The Mt Arthur Decision illustrates the importance of complying with the consultation requirements under occupational health and safety legislation and ensuring that meaningful consultation takes place where required.  It also demonstrates that non-compliance with these requirements may have broader consequences; as in this decision, the failure to consult resulted in the Commission concluding that the Site Access Requirement was not a reasonable employment direction.  The language used when engaging in consultation should also be carefully considered as this may be relevant to determining whether genuine consultation has occurred.  The Mt Arthur Decision also assists in interpreting the consultation requirements set out in the WHS Act, which is based on model laws that have been adopted in every jurisdiction except for Victoria and Western Australia.

Useful guidance is also provided with respect to the factors that may be considered in determining whether a COVID-19 vaccination requirement is reasonable and lawful direction.

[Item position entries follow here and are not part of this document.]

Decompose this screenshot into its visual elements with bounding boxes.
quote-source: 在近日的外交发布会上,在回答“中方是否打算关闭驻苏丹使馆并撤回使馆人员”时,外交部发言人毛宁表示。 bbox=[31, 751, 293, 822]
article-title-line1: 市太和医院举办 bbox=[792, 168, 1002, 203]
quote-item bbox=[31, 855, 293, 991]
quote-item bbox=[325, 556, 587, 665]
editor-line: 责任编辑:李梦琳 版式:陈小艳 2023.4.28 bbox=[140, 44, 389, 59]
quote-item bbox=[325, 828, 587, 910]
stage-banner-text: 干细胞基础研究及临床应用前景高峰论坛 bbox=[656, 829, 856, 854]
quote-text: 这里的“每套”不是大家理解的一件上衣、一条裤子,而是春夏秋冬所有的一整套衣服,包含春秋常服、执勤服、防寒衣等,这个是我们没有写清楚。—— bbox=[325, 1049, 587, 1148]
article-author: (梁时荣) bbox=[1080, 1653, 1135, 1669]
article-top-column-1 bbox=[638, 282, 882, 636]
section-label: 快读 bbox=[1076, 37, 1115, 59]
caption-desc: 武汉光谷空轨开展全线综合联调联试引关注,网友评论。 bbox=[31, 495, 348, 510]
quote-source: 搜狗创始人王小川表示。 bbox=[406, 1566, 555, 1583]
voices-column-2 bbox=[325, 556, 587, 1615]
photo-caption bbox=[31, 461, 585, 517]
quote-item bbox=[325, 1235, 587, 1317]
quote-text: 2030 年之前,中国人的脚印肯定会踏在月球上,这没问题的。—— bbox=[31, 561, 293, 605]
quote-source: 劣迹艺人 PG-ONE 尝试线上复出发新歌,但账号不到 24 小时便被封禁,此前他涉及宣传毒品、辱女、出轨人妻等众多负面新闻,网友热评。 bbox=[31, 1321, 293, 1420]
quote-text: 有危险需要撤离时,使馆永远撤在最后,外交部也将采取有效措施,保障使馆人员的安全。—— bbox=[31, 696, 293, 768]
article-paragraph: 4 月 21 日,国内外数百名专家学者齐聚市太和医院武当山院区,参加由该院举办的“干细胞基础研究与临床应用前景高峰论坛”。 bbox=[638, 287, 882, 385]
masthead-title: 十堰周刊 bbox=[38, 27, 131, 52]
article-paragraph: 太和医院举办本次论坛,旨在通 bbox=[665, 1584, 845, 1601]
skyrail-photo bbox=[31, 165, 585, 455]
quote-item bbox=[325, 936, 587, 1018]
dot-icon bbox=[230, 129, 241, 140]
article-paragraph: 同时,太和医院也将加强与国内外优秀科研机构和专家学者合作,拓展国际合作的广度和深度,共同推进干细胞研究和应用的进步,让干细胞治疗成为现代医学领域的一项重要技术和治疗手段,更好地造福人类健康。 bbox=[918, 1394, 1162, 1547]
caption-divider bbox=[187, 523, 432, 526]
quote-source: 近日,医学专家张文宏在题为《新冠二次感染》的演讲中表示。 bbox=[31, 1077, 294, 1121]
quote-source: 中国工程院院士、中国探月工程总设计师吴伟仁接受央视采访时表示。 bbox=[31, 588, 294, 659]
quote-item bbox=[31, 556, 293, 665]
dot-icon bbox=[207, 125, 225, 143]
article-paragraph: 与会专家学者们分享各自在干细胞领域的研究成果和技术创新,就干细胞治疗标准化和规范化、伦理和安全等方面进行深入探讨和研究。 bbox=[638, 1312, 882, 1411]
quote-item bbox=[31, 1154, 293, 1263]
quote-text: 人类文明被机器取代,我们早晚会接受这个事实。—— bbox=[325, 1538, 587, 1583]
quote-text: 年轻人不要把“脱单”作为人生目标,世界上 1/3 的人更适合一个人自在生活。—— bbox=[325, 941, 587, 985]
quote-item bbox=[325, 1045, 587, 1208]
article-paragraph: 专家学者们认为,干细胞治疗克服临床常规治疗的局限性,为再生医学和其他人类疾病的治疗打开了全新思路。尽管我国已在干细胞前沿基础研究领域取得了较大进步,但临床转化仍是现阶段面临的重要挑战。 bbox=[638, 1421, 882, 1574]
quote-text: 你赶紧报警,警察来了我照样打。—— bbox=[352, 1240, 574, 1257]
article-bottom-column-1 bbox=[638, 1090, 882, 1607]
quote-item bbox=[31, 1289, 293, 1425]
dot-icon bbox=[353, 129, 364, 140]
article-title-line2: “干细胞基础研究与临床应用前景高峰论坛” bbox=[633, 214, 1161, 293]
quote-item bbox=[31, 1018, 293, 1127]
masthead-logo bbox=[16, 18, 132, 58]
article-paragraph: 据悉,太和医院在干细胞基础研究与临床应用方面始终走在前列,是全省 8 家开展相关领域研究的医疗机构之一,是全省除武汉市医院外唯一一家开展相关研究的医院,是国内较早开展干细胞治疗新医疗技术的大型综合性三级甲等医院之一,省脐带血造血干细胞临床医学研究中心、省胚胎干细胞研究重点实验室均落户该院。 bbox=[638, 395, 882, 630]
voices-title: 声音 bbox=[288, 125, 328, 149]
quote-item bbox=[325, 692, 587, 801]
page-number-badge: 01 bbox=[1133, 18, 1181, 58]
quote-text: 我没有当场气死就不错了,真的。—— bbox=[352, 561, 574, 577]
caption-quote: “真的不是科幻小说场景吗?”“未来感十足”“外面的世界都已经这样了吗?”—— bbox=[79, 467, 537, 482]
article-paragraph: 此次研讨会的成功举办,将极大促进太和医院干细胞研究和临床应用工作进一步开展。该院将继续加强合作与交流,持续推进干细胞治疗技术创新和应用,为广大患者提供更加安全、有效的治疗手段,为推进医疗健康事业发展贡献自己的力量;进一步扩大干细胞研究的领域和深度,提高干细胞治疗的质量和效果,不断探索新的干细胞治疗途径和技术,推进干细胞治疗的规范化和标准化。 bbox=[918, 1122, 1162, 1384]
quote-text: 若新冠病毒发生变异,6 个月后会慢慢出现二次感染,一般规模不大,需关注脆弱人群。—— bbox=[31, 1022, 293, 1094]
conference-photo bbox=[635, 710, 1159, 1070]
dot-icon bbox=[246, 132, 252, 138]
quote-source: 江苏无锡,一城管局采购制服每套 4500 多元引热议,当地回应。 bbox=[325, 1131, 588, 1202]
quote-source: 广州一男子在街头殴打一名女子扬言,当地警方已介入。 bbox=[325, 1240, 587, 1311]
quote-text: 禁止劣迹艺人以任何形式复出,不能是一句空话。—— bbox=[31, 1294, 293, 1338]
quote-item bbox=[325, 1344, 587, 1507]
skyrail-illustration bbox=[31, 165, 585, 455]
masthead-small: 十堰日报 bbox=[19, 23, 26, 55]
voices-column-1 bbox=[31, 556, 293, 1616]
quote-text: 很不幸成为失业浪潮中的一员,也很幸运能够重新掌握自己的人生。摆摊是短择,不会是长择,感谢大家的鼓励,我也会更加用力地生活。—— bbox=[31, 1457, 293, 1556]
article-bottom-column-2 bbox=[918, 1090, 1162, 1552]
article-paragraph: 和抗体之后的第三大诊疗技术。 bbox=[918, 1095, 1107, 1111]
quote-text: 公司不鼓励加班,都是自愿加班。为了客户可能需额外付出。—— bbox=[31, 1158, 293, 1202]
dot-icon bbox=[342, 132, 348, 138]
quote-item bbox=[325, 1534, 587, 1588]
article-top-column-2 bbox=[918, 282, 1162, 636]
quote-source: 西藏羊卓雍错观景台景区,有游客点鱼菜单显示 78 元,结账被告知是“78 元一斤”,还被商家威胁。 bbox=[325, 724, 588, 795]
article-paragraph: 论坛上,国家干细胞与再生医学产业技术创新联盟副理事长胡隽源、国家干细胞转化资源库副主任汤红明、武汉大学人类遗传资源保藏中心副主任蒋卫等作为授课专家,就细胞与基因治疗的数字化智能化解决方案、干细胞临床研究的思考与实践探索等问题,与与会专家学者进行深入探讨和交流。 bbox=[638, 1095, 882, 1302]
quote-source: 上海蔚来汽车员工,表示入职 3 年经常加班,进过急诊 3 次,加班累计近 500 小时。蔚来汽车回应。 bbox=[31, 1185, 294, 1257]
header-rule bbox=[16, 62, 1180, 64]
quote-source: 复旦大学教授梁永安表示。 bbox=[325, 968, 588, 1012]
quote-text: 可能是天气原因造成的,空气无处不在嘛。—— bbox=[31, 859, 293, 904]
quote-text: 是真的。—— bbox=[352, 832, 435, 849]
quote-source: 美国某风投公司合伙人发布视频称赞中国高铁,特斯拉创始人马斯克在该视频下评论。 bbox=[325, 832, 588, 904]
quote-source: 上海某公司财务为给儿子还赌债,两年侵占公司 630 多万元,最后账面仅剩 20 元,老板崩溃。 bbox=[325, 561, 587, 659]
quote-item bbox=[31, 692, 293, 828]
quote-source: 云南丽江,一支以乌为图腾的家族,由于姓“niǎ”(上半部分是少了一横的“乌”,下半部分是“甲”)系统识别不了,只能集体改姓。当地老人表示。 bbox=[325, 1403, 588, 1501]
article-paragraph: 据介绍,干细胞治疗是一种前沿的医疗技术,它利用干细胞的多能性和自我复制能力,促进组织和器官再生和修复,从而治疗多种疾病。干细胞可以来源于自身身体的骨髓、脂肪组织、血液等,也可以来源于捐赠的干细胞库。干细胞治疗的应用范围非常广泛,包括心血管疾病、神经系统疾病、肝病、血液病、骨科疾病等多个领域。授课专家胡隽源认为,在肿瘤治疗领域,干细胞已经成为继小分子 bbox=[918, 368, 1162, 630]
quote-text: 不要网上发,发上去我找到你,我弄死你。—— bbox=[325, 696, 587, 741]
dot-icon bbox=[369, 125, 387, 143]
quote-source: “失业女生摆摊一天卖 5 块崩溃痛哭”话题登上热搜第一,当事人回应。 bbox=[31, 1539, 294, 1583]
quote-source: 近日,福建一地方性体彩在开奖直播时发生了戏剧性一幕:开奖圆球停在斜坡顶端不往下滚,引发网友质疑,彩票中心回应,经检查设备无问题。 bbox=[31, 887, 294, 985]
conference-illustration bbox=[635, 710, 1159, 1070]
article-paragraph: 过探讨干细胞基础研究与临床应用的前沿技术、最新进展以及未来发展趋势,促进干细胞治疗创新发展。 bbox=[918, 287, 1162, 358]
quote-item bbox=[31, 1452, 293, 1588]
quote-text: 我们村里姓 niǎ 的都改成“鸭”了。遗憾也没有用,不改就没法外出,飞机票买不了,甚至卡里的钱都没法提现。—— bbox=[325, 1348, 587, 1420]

Importantly, the Mt Arthur Decision does not stand for a general proposition that employer directions concerning vaccination are not reasonable.  Rather, it demonstrates what may be required for such a direction to be both reasonable and lawful.  The Queensland Decision illustrates circumstances in which a vaccination directive constitutes a reasonable and lawful direction. The Mt Arthur Decision and Queensland Decision are highly fact specific and only consider a vaccination direction made by a particular employer at particular sites, in the absence of a corresponding public health order or directive.